Freitag, 5. Dezember 2014

Hähnchenpfanne vom Olivenhuhn

Wie schon beim Rezept für das Olivenhuhn mitgeteilt, kommt hier jetzt die Resteverwertung am nächsten Tag. Ich bin eigentlich kein Freund von Resten, aber das ist wirklich lecker und da kann man das Huhn auch eine Nummer größer nehmen, mit dem Wissen, dass man später auch noch einmal satt wird. 



Zutaten:

Die Reste von gestern (anklicken)

Den Inhalt des Bräters sortenrein trennen. 
Hühnerfleisch von den Knochen und der Karkasse lösen, das geht einfach, weil das Fleisch total zart ist.

Kartoffeln aussortieren und in Stücke schneiden.



Die Flüssigkeit durch ein Sieb in einen Topf oder Schüssel abkippen. Die Oliven, Zwiebeln und Knoblauch brauchen wir später noch in der Pfanne.


Die Flüssigkeit kochen wir in einem kleinen Kochtopf als Soße ein. 



Hier schon im Topf


Olivenöl in der Pfanne erhitzen. 


Die Kartoffeln brauchen am längsten, um eine schöne Farbe zu bekommen, deswegen fangen wir mit denen auch an. 


Ich schaue nicht auf die Uhr, aber bei mittlerer Hitze wird das um die 5 Minuten dauern, dann sind sie schon ganz ansehnlich. 


Die schon warme Soße im Topf, habe ich mit Speisestärke angedickt und dann aufgekocht.
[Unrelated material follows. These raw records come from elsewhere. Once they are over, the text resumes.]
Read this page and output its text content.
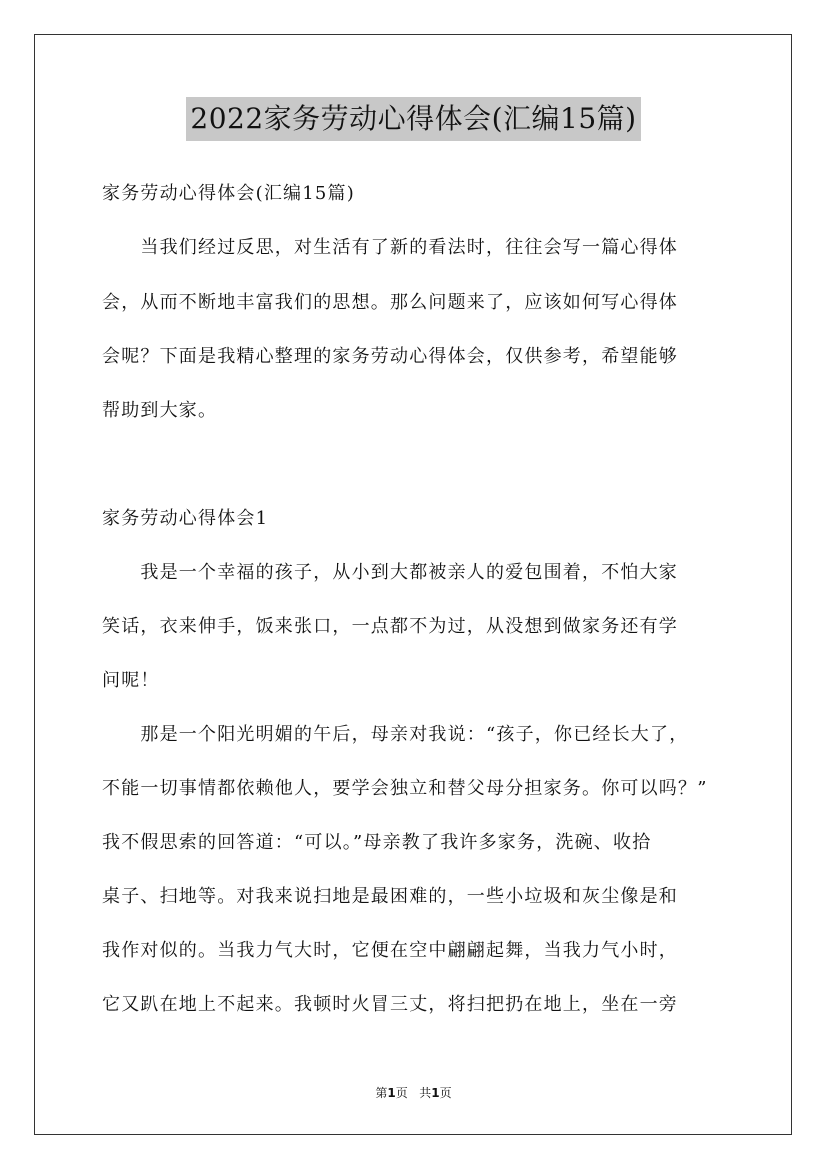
2022家务劳动心得体会(汇编15篇)
家务劳动心得体会(汇编15篇)
　　当我们经过反思，对生活有了新的看法时，往往会写一篇心得体
会，从而不断地丰富我们的思想。那么问题来了，应该如何写心得体
会呢？下面是我精心整理的家务劳动心得体会，仅供参考，希望能够
帮助到大家。
家务劳动心得体会1
　　我是一个幸福的孩子，从小到大都被亲人的爱包围着，不怕大家
笑话，衣来伸手，饭来张口，一点都不为过，从没想到做家务还有学
问呢！
　　那是一个阳光明媚的午后，母亲对我说：“孩子，你已经长大了，
不能一切事情都依赖他人，要学会独立和替父母分担家务。你可以吗？”
我不假思索的回答道：“可以。”母亲教了我许多家务，洗碗、收拾
桌子、扫地等。对我来说扫地是最困难的，一些小垃圾和灰尘像是和
我作对似的。当我力气大时，它便在空中翩翩起舞，当我力气小时，
它又趴在地上不起来。我顿时火冒三丈，将扫把扔在地上，坐在一旁
第1页 共1页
Dazu habe ich einen Esslöffel Speisestärke in Wasser aufgelöst. Da ich aber nicht weiß wieviel Flüssigkeit Ihr im Topf habt, ist diese Info mit vorsicht zu geniessen. Ich habe nicht alles gebraucht, was ich ich an Stärke angerührt habe. Das sagt einem der Topfinhalt, wie sehr der nach dem Aufkochen anzieht, ob man mehr oder weniger braucht. Auf jeden Fall auch noch einmal abschmecken, notfalls mit Salz und Pfeffer nachwürzen, wenn die Stärke zu viel Geschmack genommen hat. 


Wenn die Kartoffeln eine gesunde Gesichtsfarbe haben, kommt das Fleisch dazu. Das braucht nicht lange, sonst wird es zerrig, deswegen habe ich es auch in Stücke zerteilt und versuche gar nicht erst am Stück zu erwärmen. 



Jetzt ist das Fleisch in der Pfanne. Das soll nur noch einmal durchwärmen.



Kurz vor der Vollendung kommen noch die Gemüsekomponenten aus dem Sieb dazu, aber nicht zu lang, sonst hätten wir uns sparen können, die Kartoffeln extra lecker aufzubraten.

 

Deswegen kippen wir die Soße auch nicht in die Pfanne, sondern legen sie als Spiegel auf dem Teller aus. 


Auf den Soßenspiegel drapieren wir danach den Pfanneninhalt. Hähnchen, Kartoffeln, Olivien und Zwiebeln. 


Das ist in dem Moment optisch kein Sonntagsessen mehr, aber trotzdem immer noch sehr lecker und am Montag eine immense Arbeitserleichterung beim Kochen, weil man mit allem in fünfzehn Minuten am Ziel ist. 


Da zahlt sich die Mühe nachträglich aus, die man sich am Vortag gemacht hat.



Ich wünsche viel Spaß beim Nachkochen und einen guten Appetit und gutes Gelingen, beim Ausgangsrezept, dem Olivenhuhn, das man nicht oft genug erwähnen kann.